Presdient Obama signed legislation last month to temporarily prevent a 12.2 percent Medicare payment cut scheduled to take effect Jan. 1. The freeze lasts until Feb. 28, during which Congress is expected to come up with a permanent solution to what some consider a flawed payment system.
Explore This Issue
January 2010On Oct. 30, the Centers for Medicare & Medicaid Services (CMS) issued its final 2010 Medicare physician payment rule. In it, the agency set the payment cut at 21.2 percent using the sustainable growth rate (SGR) formula set forth in federal statute.
The cut would have left physicians with few options, said Ronald B. Kuppersmith, MD, an otolaryngologist in College Station, Texas. “If you’re losing money seeing patients, then you have to either stop seeing those patients or you have to cut costs, which means that employees could lose jobs,” he said.

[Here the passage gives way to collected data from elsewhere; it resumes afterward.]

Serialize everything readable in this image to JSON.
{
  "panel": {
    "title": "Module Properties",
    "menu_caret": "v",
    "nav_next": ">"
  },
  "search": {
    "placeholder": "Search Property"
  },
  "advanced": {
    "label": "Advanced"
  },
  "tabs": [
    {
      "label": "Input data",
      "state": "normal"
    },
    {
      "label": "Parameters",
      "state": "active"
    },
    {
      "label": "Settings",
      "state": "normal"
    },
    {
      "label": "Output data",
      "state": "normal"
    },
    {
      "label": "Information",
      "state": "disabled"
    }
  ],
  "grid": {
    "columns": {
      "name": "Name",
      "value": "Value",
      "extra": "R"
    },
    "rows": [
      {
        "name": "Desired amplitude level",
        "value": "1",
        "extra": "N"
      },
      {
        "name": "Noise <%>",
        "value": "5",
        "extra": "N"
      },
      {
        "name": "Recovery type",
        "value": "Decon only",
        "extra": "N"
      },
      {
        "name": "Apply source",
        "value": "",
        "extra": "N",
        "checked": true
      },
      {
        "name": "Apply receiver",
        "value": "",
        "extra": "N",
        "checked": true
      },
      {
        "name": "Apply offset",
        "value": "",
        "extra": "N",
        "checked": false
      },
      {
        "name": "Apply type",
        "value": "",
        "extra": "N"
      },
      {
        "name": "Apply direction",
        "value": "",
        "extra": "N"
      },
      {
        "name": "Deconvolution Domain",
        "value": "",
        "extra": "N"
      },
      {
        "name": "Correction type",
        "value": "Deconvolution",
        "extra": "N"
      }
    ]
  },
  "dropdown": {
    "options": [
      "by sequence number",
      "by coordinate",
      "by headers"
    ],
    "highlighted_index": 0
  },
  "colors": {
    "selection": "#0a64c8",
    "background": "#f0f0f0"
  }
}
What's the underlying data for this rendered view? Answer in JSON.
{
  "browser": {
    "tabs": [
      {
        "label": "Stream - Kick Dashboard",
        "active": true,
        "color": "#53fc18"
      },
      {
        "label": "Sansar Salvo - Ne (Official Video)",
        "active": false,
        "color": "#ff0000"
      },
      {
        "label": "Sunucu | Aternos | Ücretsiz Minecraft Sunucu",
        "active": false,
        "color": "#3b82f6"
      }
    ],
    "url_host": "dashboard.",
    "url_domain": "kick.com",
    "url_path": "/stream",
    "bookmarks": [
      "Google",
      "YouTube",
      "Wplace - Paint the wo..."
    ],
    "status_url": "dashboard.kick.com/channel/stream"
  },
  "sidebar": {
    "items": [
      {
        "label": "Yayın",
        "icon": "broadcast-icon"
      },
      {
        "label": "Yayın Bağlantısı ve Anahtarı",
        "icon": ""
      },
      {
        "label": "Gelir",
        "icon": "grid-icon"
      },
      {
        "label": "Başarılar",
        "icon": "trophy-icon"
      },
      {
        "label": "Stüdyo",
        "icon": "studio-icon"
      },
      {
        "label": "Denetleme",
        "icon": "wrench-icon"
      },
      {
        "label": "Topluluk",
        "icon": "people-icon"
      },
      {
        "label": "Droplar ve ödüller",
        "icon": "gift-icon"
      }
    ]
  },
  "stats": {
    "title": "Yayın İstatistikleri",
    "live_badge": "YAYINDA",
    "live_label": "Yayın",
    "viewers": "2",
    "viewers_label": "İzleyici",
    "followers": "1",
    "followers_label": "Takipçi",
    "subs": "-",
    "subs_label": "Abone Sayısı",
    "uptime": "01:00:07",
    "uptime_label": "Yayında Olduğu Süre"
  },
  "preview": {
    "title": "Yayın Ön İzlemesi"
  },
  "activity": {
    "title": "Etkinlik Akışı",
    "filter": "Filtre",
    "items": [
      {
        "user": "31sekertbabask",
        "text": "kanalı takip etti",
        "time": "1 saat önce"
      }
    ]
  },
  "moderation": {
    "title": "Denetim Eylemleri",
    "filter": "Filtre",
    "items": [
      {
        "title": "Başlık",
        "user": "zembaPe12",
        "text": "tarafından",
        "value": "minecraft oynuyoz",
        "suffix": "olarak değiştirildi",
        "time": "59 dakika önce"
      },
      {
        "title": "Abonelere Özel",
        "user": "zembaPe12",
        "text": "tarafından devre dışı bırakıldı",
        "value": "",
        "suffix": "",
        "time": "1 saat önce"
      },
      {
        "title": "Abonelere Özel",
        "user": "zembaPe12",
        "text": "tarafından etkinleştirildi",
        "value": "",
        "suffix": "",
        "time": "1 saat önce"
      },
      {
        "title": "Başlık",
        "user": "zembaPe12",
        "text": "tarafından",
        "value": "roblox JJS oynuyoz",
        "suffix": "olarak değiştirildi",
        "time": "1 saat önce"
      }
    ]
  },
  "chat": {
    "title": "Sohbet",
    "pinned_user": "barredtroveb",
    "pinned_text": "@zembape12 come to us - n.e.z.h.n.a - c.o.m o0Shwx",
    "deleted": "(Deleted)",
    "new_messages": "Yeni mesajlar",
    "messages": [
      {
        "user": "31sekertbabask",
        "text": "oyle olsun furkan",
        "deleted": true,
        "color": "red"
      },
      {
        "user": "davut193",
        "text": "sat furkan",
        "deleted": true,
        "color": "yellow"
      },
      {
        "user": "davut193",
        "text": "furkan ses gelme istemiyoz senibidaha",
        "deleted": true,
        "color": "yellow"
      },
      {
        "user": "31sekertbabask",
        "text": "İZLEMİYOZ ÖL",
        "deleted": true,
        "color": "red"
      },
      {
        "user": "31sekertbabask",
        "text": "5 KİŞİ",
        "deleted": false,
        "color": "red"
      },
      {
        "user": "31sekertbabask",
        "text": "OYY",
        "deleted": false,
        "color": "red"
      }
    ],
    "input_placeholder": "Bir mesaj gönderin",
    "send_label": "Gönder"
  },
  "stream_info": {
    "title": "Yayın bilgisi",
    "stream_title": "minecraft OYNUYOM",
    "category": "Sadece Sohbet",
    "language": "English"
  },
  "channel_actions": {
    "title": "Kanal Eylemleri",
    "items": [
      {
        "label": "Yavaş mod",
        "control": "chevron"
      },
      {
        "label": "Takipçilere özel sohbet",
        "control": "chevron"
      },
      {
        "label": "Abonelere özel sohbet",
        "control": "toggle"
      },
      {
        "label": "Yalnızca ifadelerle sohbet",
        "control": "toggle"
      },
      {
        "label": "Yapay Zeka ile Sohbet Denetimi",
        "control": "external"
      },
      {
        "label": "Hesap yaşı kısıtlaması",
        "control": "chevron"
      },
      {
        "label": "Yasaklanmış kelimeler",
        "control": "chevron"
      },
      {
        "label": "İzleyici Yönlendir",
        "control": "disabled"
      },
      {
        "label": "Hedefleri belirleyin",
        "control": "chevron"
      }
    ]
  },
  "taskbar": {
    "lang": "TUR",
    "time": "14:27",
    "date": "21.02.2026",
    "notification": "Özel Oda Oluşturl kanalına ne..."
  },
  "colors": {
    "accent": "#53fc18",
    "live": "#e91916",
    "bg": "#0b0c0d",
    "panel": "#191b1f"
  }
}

The American Medical Association (AMA) and state and specialty medical societies are pressing for an end to the SGR formula, which began in 1997. Under the formula, the payment update for a year is determined by comparing cumulative actual physician expenditures to cumulative target expenditures in the prior year. If actual spending exceeds the target, payment is cut. The AMA and other physician organizations argue that the methodology for establishing the target spending level does not adequately account for increased spending caused by technological innovation and Medicare benefit expansions. Congress has acted to temporarily prevent the reductions six times since 2003, but it has not changed the baseline for calculating target expenditures. According to AMA materials, “essentially, by temporarily stopping the SGR cuts through the approach of moving the cuts to future years, Congress has created an enormous ‘credit card’ debt that has no hope of being paid off unless the SGR debt burden is eliminated and the physician payment system is rebased.”
—J. James Rohack, MD
Physician have long warned that if the scheduled reduction were to take effect, more physicians would opt out of Medicare and TRICARE, the military health program that has the same payment rate as Medicare. “Access to care and choice of physician for seniors, baby boomers and military families is at serious risk, and Congress must fix the payment formula once and for all this year,” said AMA President J. James Rohack, MD.
House Bill Offers Clean Slate
Physician attempts to dismantle the SGR were set back when House leaders stripped Medicare payment provisions from the health system reform bill before its House passage on Nov. 7, 2009.